Giddens honors the mission-based part of her artistic identity with “Another Wasted Life.” The song was inspired by the true story of Kalief Browder, a Black teenager who was arrested for the alleged theft of a backpack containing expensive items. He was kept in solitary confinement for nearly two years. He was eventually released from prison but tragically committed suicide in 2015 after suffering from depression due to the abuse he suffered while incarcerated. “I consider that he was murdered by the system,” the singer says of the song’s meaning, with the last verse proclaiming, It’s another day / Another murder / A punishment taken further / A surrender without murmur /God trust his soul is at peace. “It’s not ever going to be a fair system. That song is to highlight the amount of waste, the waste of their lives, and the families’ lives who don’t get the time with their loved ones. It’s a very important song to me, and it is the largest example on this record of what I have been doing my whole career, for the last 15 years.” 

She cites the exploration of American music, feminism, and activism as some of the overarching themes of You’re the One, which are trademarks in her artistry. “Often the songs that I like the most that I write, including ‘Another Wasted Life,’ are the ones that are moved purely by a story that I feel like needs to be heard,” she says of her songwriting mentality. “I’m always going to be more interested in the higher purpose. But I also understand that these other kinds of songs hold a very important role as well. So that’s something that I’m learning to relax about.” 
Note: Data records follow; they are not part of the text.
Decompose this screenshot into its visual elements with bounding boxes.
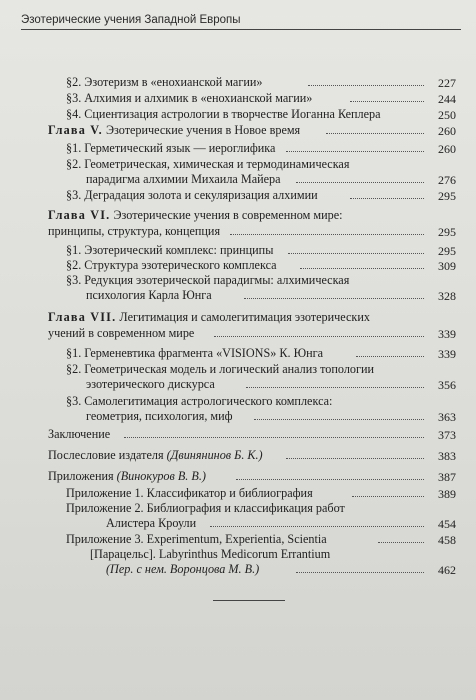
toc-entry[interactable]: Приложения (Винокуров В. В.) [48, 469, 206, 483]
page-number: 458 [438, 533, 456, 547]
page-number: 295 [438, 225, 456, 239]
leader-dots [296, 572, 424, 573]
toc-chapter[interactable]: Глава VII. Легитимация и самолегитимация эзотерических [48, 310, 370, 324]
page-number: 383 [438, 449, 456, 463]
leader-dots [352, 496, 424, 497]
toc-entry[interactable]: §2. Структура эзотерического комплекса [66, 258, 277, 272]
page-number: 389 [438, 487, 456, 501]
toc-entry-continuation: геометрия, психология, миф [86, 409, 233, 423]
page-number: 339 [438, 327, 456, 341]
toc-entry-continuation: парадигма алхимии Михаила Майера [86, 172, 281, 186]
toc-entry[interactable]: §3. Алхимия и алхимик в «енохианской магии» [66, 91, 313, 105]
toc-entry[interactable]: §1. Герметический язык — иероглифика [66, 141, 276, 155]
author-note: (Винокуров В. В.) [116, 469, 206, 483]
toc-entry-continuation: эзотерического дискурса [86, 377, 215, 391]
leader-dots [308, 85, 424, 86]
toc-chapter[interactable]: Глава V. Эзотерические учения в Новое время [48, 123, 301, 137]
chapter-label: Глава VII. [48, 310, 117, 324]
running-head: Эзотерические учения Западной Европы [21, 14, 461, 30]
toc-entry-continuation: учений в современном мире [48, 326, 195, 340]
leader-dots [326, 133, 424, 134]
leader-dots [124, 437, 424, 438]
page-number: 462 [438, 563, 456, 577]
page-number: 227 [438, 76, 456, 90]
toc-entry-continuation: (Пер. с нем. Воронцова М. В.) [106, 562, 260, 576]
toc-entry[interactable]: Послесловие издателя (Двинянинов Б. К.) [48, 448, 263, 462]
toc-entry[interactable]: §3. Редукция эзотерической парадигмы: алхимическая [66, 273, 350, 287]
leader-dots [210, 526, 424, 527]
leader-dots [350, 101, 424, 102]
leader-dots [230, 234, 424, 235]
toc-entry[interactable]: Приложение 3. Experimentum, Experientia, Scientia [66, 532, 327, 546]
toc-entry[interactable]: §3. Самолегитимация астрологического комплекса: [66, 394, 333, 408]
end-rule [213, 600, 285, 601]
page-number: 328 [438, 289, 456, 303]
leader-dots [286, 151, 424, 152]
page-number: 454 [438, 517, 456, 531]
leader-dots [214, 336, 424, 337]
toc-entry-continuation: Алистера Кроули [106, 516, 197, 530]
page-number: 260 [438, 124, 456, 138]
page-number: 387 [438, 470, 456, 484]
toc-entry[interactable]: Приложение 1. Классификатор и библиография [66, 486, 313, 500]
page-number: 250 [438, 108, 456, 122]
leader-dots [378, 542, 424, 543]
toc-entry[interactable]: §1. Герменевтика фрагмента «VISIONS» К. Юнга [66, 346, 324, 360]
page-number: 373 [438, 428, 456, 442]
toc-entry[interactable]: §3. Деградация золота и секуляризация алхимии [66, 188, 318, 202]
toc-entry[interactable]: Заключение [48, 427, 111, 441]
page-number: 363 [438, 410, 456, 424]
page-number: 309 [438, 259, 456, 273]
leader-dots [254, 419, 424, 420]
page-number: 244 [438, 92, 456, 106]
author-note: (Двинянинов Б. К.) [166, 448, 263, 462]
toc-entry[interactable]: Приложение 2. Библиография и классификация работ [66, 501, 345, 515]
page-number: 276 [438, 173, 456, 187]
toc-entry[interactable]: [Парацельс]. Labyrinthus Medicorum Errantium [90, 547, 331, 561]
page-number: 339 [438, 347, 456, 361]
chapter-label: Глава V. [48, 123, 103, 137]
toc-entry[interactable]: §4. Сциентизация астрологии в творчестве Иоганна Кеплера [66, 107, 381, 121]
toc-entry[interactable]: §1. Эзотерический комплекс: принципы [66, 243, 274, 257]
leader-dots [296, 182, 424, 183]
page-number: 295 [438, 244, 456, 258]
toc-entry-continuation: принципы, структура, концепция [48, 224, 221, 238]
page-number: 356 [438, 378, 456, 392]
leader-dots [350, 198, 424, 199]
leader-dots [236, 479, 424, 480]
toc-entry[interactable]: §2. Геометрическая, химическая и термодинамическая [66, 157, 350, 171]
leader-dots [356, 356, 424, 357]
toc-entry-continuation: психология Карла Юнга [86, 288, 212, 302]
leader-dots [288, 253, 424, 254]
leader-dots [300, 268, 424, 269]
page-number: 295 [438, 189, 456, 203]
toc-entry[interactable]: §2. Эзотеризм в «енохианской магии» [66, 75, 263, 89]
leader-dots [286, 458, 424, 459]
page-number: 260 [438, 142, 456, 156]
toc-entry[interactable]: §2. Геометрическая модель и логический анализ топологии [66, 362, 375, 376]
leader-dots [246, 387, 424, 388]
leader-dots [244, 298, 424, 299]
toc-chapter[interactable]: Глава VI. Эзотерические учения в современном мире: [48, 208, 343, 222]
chapter-label: Глава VI. [48, 208, 111, 222]
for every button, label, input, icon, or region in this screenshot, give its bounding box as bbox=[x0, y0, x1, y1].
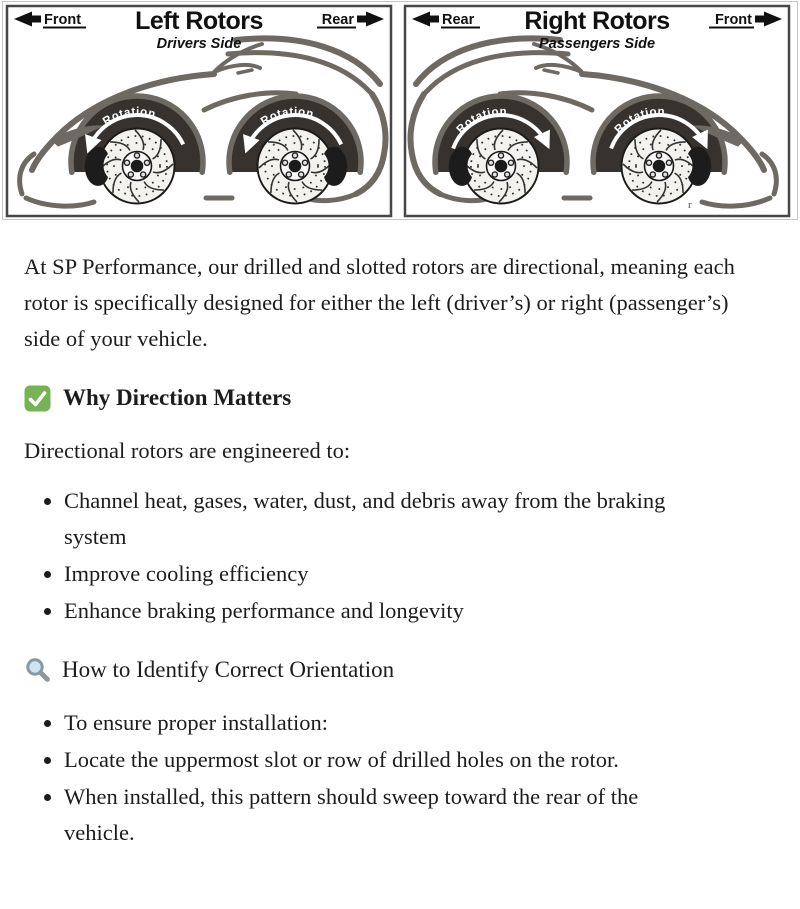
list-item: • Channel heat, gases, water, dust, and debris away from the braking system bbox=[64, 483, 709, 555]
list-item: • Locate the uppermost slot or row of drilled holes on the rotor. bbox=[64, 742, 709, 778]
section2-title: How to Identify Correct Orientation bbox=[62, 657, 395, 682]
section1-bullet-list bbox=[24, 483, 772, 629]
rotor-diagram-svg bbox=[0, 0, 800, 222]
left-rotors-panel bbox=[7, 6, 391, 216]
list-item: • Enhance braking performance and longevity bbox=[64, 593, 709, 629]
front-rotation-label: Rotation bbox=[100, 106, 158, 129]
section-heading-why-direction-matters bbox=[24, 383, 772, 413]
list-item: • When installed, this pattern should sweep toward the rear of the vehicle. bbox=[64, 779, 709, 851]
magnifying-glass-icon bbox=[24, 656, 52, 684]
left-panel-left-label: Front bbox=[44, 12, 82, 28]
section1-title: Why Direction Matters bbox=[63, 385, 292, 410]
right-panel-title: Right Rotors bbox=[524, 7, 670, 35]
list-item: • To ensure proper installation: bbox=[64, 705, 709, 741]
intro-paragraph: At SP Performance, our drilled and slotted rotors are directional, meaning each rotor is specifically designed for either the left (driver’s) or right (passenger’s) side of your vehicle. bbox=[24, 254, 735, 351]
right-panel-right-label: Front bbox=[714, 12, 752, 28]
list-item: • Improve cooling efficiency bbox=[64, 556, 709, 592]
scan-artifact-mark: r bbox=[688, 199, 692, 211]
section2-bullet-list bbox=[24, 705, 772, 851]
section1-lead: Directional rotors are engineered to: bbox=[24, 438, 351, 463]
article-body bbox=[0, 227, 800, 909]
left-panel-subtitle: Drivers Side bbox=[156, 36, 242, 52]
front-rotation-label: Rotation bbox=[612, 105, 666, 137]
left-panel-title: Left Rotors bbox=[135, 7, 263, 35]
check-mark-icon bbox=[24, 385, 51, 412]
rotor-direction-diagram bbox=[0, 0, 800, 227]
rear-rotation-label: Rotation bbox=[258, 106, 316, 129]
right-panel-left-label: Rear bbox=[442, 12, 475, 28]
right-rotors-panel bbox=[405, 6, 789, 216]
right-panel-subtitle: Passengers Side bbox=[538, 36, 656, 52]
rear-rotation-label: Rotation bbox=[454, 105, 508, 137]
section-heading-identify-orientation bbox=[24, 655, 772, 685]
left-panel-right-label: Rear bbox=[321, 12, 354, 28]
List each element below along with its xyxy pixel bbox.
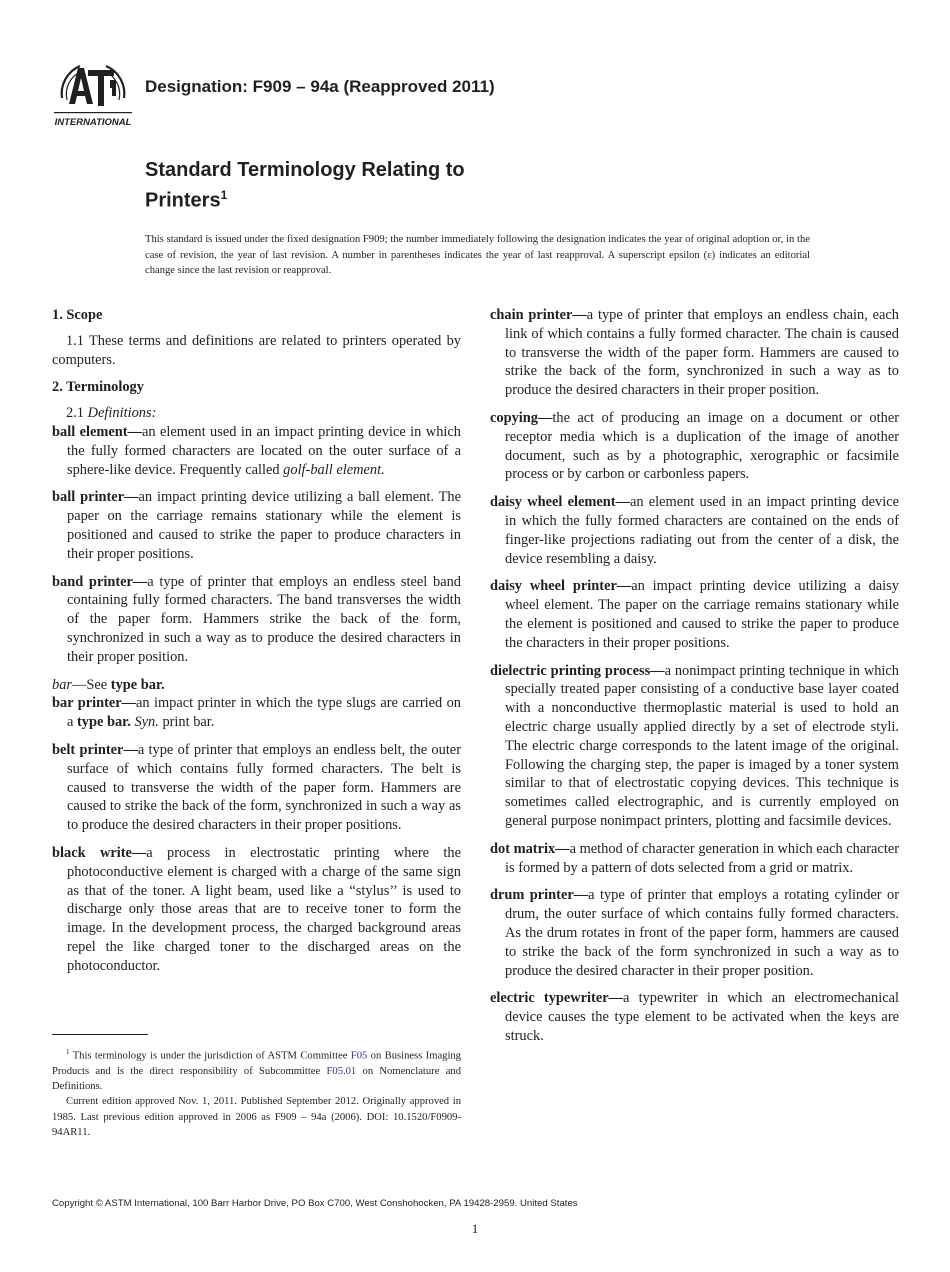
term: drum printer— <box>490 887 589 904</box>
logo-rule <box>54 112 132 113</box>
term: belt printer— <box>52 741 138 758</box>
term: bar <box>52 676 72 693</box>
definition-ball-element <box>52 423 461 479</box>
definition-body: an element used in an impact printing device in which the fully formed characters are contained on the ends of finger-like projections radiating out from the center of a disk, the device resembling a daisy. <box>505 494 899 567</box>
definition-body: an impact printing device utilizing a ball element. The paper on the carriage remains stationary while the element is positioned and caused to strike the paper to produce characters in their proper positions. <box>67 489 461 562</box>
document-title <box>145 158 465 214</box>
term: dielectric printing process— <box>490 662 665 679</box>
definition-dielectric-printing-process <box>490 662 899 831</box>
term: black write— <box>52 844 147 861</box>
scope-paragraph: 1.1 These terms and definitions are related to printers operated by computers. <box>52 332 461 368</box>
definition-body: the act of producing an image on a document or other receptor media which is a duplication of the image of another document, such as by a photographic, xerographic or facsimile process or by carbon or carbonless papers. <box>505 409 899 483</box>
designation-suffix: 94a (Reapproved 2011) <box>310 77 495 96</box>
definition-body: a method of character generation in which each character is formed by a pattern of dots selected from a grid or matrix. <box>505 840 900 876</box>
term: electric typewriter— <box>490 990 624 1007</box>
footnote-mark: 1 <box>66 1048 70 1056</box>
term: dot matrix— <box>490 840 570 857</box>
definition-body: an impact printer in which the type slugs are carried on a <box>67 695 461 731</box>
scope-heading: 1. Scope <box>52 307 103 323</box>
logo-text: INTERNATIONAL <box>54 117 132 128</box>
cross-reference: type bar. <box>77 714 131 731</box>
definition-black-write <box>52 844 461 976</box>
definition-body: an element used in an impact printing device in which the fully formed characters are located on the outer surface of a sphere-like device. Frequently called <box>67 423 461 478</box>
footnote-rule <box>52 1034 148 1035</box>
definition-bar <box>52 676 461 695</box>
definition-body: a type of printer that employs an endless chain, each link of which contains a fully formed character. The chain is caused to transverse the width of the paper form. Hammers are caused to strike the back of the form, synchronized in such a way as to produce the desired characters in their proper position. <box>505 307 900 399</box>
title-line-1: Standard Terminology Relating to <box>145 159 465 181</box>
term: daisy wheel printer— <box>490 578 632 595</box>
definition-daisy-wheel-printer <box>490 577 899 652</box>
term: chain printer— <box>490 307 587 323</box>
definitions-label <box>52 404 461 423</box>
footnote-1 <box>52 1045 461 1094</box>
definition-body: a type of printer that employs a rotating cylinder or drum, the outer surface of which contains fully formed characters. As the drum rotates in front of the paper form, hammers are caused to strike the back of the form synchronized in such a way as to produce the desired character in their proper position. <box>505 887 899 979</box>
copyright-notice: Copyright © ASTM International, 100 Barr Harbor Drive, PO Box C700, West Conshohocken, PA 19428-2959. United States <box>52 1198 578 1209</box>
definition-band-printer <box>52 573 461 667</box>
right-column <box>490 306 899 1055</box>
definition-body: an impact printing device utilizing a daisy wheel element. The paper on the carriage remains stationary while the element is positioned and caused to strike the paper to produce the characters in their proper positions. <box>505 578 899 651</box>
synonym-label: Syn. <box>134 714 159 731</box>
definition-dot-matrix <box>490 840 899 878</box>
synonym-text: print bar. <box>158 714 215 731</box>
definition-body: a type of printer that employs an endless steel band containing fully formed characters. The band transverses the width of the paper form. Hammers strike the back of the form, synchronized in such a way as to produce the desired characters in their proper position. <box>67 573 462 665</box>
page-number: 1 <box>471 1221 479 1236</box>
term: ball printer— <box>52 489 139 506</box>
designation <box>145 77 495 97</box>
definition-body: a type of printer that employs an endless belt, the outer surface of which contains fully formed characters. The belt is caused to transverse the width of the paper form. Hammers are caused to strike the back of the form, synchronized in such a way as to produce the desired characters in their proper positions. <box>67 741 461 834</box>
term: copying— <box>490 409 553 426</box>
definition-body: a typewriter in which an electromechanical device causes the type element to be activated when the keys are struck. <box>505 990 899 1044</box>
footnote-text: This terminology is under the jurisdiction of ASTM Committee <box>72 1050 351 1062</box>
astm-logo <box>52 58 134 130</box>
intro-note: This standard is issued under the fixed designation F909; the number immediately following the designation indicates the year of original adoption or, in the case of revision, the year of last revision. A number in parentheses indicates the year of last reapproval. A superscript epsilon (ε) indicates an editorial change since the last revision or reapproval. <box>145 234 810 276</box>
definition-belt-printer <box>52 741 461 835</box>
designation-prefix: Designation: F909 <box>145 77 292 96</box>
term: daisy wheel element— <box>490 494 630 511</box>
term: bar printer— <box>52 695 137 712</box>
footnote-text: on Business Imaging Products and is the direct responsibility of Subcommittee <box>52 1050 461 1077</box>
definitions-label-text: Definitions: <box>87 405 157 422</box>
term: ball element— <box>52 423 142 440</box>
title-line-2 <box>145 183 465 214</box>
definition-bar-printer <box>52 694 461 732</box>
cross-reference: type bar. <box>110 676 165 693</box>
footnotes <box>52 1045 461 1140</box>
designation-dash: – <box>296 77 306 96</box>
definition-body: —See <box>72 676 111 693</box>
definition-electric-typewriter <box>490 989 899 1045</box>
term: band printer— <box>52 573 148 590</box>
definition-drum-printer <box>490 886 899 980</box>
footnote-edition: Current edition approved Nov. 1, 2011. Published September 2012. Originally approved in 1985. Last previous edition approved in 2006 as F909 – 94a (2006). DOI: 10.1520/F0909-94AR11. <box>52 1096 461 1139</box>
definitions-label-number: 2.1 <box>66 405 84 422</box>
title-footnote-mark: 1 <box>220 188 228 202</box>
title-line-2-text: Printers <box>145 189 221 212</box>
definition-italic: golf-ball element. <box>283 461 385 478</box>
terminology-heading: 2. Terminology <box>52 379 144 396</box>
definition-daisy-wheel-element <box>490 493 899 568</box>
definition-ball-printer <box>52 488 461 563</box>
definition-body: a process in electrostatic printing where the photoconductive element is charged with a charge of the same sign as that of the toner. A light beam, used like a “stylus’’ is used to discharge only those areas that are to receive toner to form the image. In the development process, the charged background areas repel the like charged toner to the discharged areas on the photoconductor. <box>67 844 461 974</box>
subcommittee-link[interactable]: F05.01 <box>326 1065 357 1077</box>
left-column <box>52 306 461 985</box>
footnote-text: on Nomenclature and Definitions. <box>52 1065 461 1093</box>
committee-link[interactable]: F05 <box>350 1050 368 1062</box>
definition-body: a nonimpact printing technique in which specially treated paper consisting of a conductive base layer coated with a nonconductive thermoplastic material is used to hold an electric charge usually applied directly by a set of electrode styli. The electric charge corresponds to the latent image of the original. Following the charging step, the paper is imaged by a toner system similar to that of electrostatic copying devices. This technique is sometimes called electrographic, and is currently employed on general purpose nonimpact printers, plotting and facsimile devices. <box>505 662 899 829</box>
definition-chain-printer <box>490 306 899 400</box>
definition-copying <box>490 409 899 484</box>
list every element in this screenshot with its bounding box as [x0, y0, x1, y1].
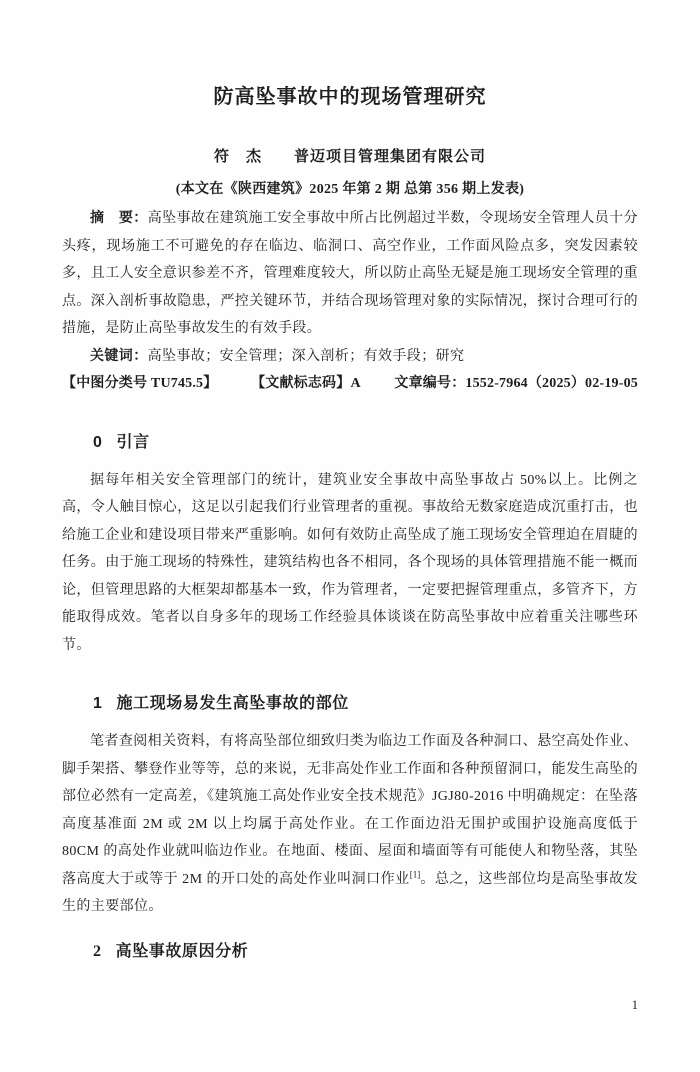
paragraph-text: 。总之，这些部位均是高坠事故发生的主要部位。: [62, 871, 638, 914]
document-code: 【文献标志码】A: [251, 376, 361, 391]
section-number: 2: [93, 942, 102, 960]
keywords-text: 高坠事故；安全管理；深入剖析；有效手段；研究: [147, 348, 465, 364]
clc-number: 【中图分类号 TU745.5】: [62, 376, 218, 391]
section-1-paragraph: [62, 728, 638, 921]
author-affiliation: 符 杰 普迈项目管理集团有限公司: [213, 149, 486, 165]
section-heading-2: [62, 940, 638, 964]
keywords-line: [62, 343, 638, 371]
section-heading-0: [62, 431, 638, 455]
publication-note: (本文在《陕西建筑》2025 年第 2 期 总第 356 期上发表): [175, 182, 525, 197]
abstract-label: 摘 要：: [90, 211, 148, 226]
section-number: 0: [93, 433, 103, 451]
section-number: 1: [93, 695, 103, 712]
citation-reference: [1]: [409, 868, 421, 879]
section-title: 高坠事故原因分析: [115, 942, 249, 960]
section-0-paragraph: 据每年相关安全管理部门的统计，建筑业安全事故中高坠事故占 50%以上。比例之高，令人触目惊心，这足以引起我们行业管理者的重视。事故给无数家庭造成沉重打击，也给施工企业和建设项目带来严重影响。如何有效防止高坠成了施工现场安全管理迫在眉睫的任务。由于施工现场的特殊性，建筑结构也各不相同，各个现场的具体管理措施不能一概而论，但管理思路的大框架却都基本一致，作为管理者，一定要把握管理重点，多管齐下，方能取得成效。笔者以自身多年的现场工作经验具体谈谈在防高坠事故中应着重关注哪些环节。: [62, 472, 638, 653]
keywords-label: 关键词：: [90, 348, 148, 364]
page-number: 1: [631, 998, 638, 1012]
document-page: [0, 82, 700, 1072]
abstract-text: 高坠事故在建筑施工安全事故中所占比例超过半数，令现场安全管理人员十分头疼，现场施工不可避免的存在临边、临洞口、高空作业，工作面风险点多，突发因素较多，且工人安全意识参差不齐，管理难度较大，所以防止高坠无疑是施工现场安全管理的重点。深入剖析事故隐患，严控关键环节，并结合现场管理对象的实际情况，探讨合理可行的措施，是防止高坠事故发生的有效手段。: [62, 211, 638, 336]
paragraph-text: 笔者查阅相关资料，有将高坠部位细致归类为临边工作面及各种洞口、悬空高处作业、脚手架搭、攀登作业等等，总的来说，无非高处作业工作面和各种预留洞口，能发生高坠的部位必然有一定高差，《建筑施工高处作业安全技术规范》JGJ80-2016 中明确规定：在坠落高度基准面 2M 或 2M 以上均属于高处作业。在工作面边沿无围护或围护设施高度低于 80CM 的高处作业就叫临边作业。在地面、楼面、屋面和墙面等有可能使人和物坠落，其坠落高度大于或等于 2M 的开口处的高处作业叫洞口作业: [62, 734, 638, 887]
article-title: 防高坠事故中的现场管理研究: [213, 86, 487, 108]
section-heading-1: [62, 692, 638, 716]
article-number: 文章编号：1552-7964（2025）02-19-05: [394, 376, 638, 391]
section-title: 施工现场易发生高坠事故的部位: [116, 695, 349, 712]
abstract-paragraph: [62, 205, 638, 343]
page-content: [0, 82, 700, 964]
section-title: 引言: [116, 433, 150, 451]
article-meta-row: [62, 370, 638, 398]
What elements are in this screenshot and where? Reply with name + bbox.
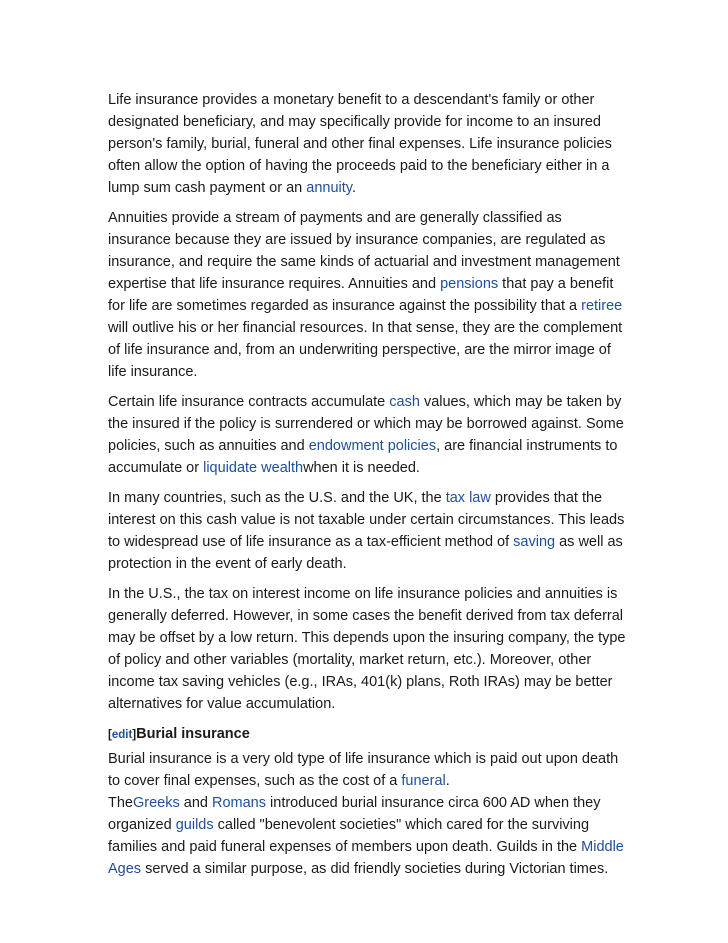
text: In many countries, such as the U.S. and the UK, the (108, 490, 446, 506)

Giddens will spend the remainder of 2023 and early 2024 touring across the world, including her debut headlining performances at the historic Ryman Auditorium in Nashville on September 15 and the Beacon Theatre in New York City on March 16, 2024. The revered storyteller admits that she’s unsure if she’ll ever release another album of original songs—but she’s open to seeing where You’re The One takes her. “There’s a lot of homage and playfulness with this strong streak of serious feminism and activism that’s still pretty obviously there, but I hope that people put it on and enjoy the sounds of Americana,” she says of how she hopes the album impacts fans. “I hope it adds to this idea of American music comes from all these different things. And what box to put this record [in], I hope nobody can figure it out, because I want it to be one that you don’t have to put in its own box.”

Keeping her artistic vision open, the singer is receptive to the idea that perhaps one day, other artists may interpret the songs of You’re The One like she’s done with the many poets that have paved the way for her. “That’s when you know you’ve made it,” she says with a laugh. “I just go where I’m led.”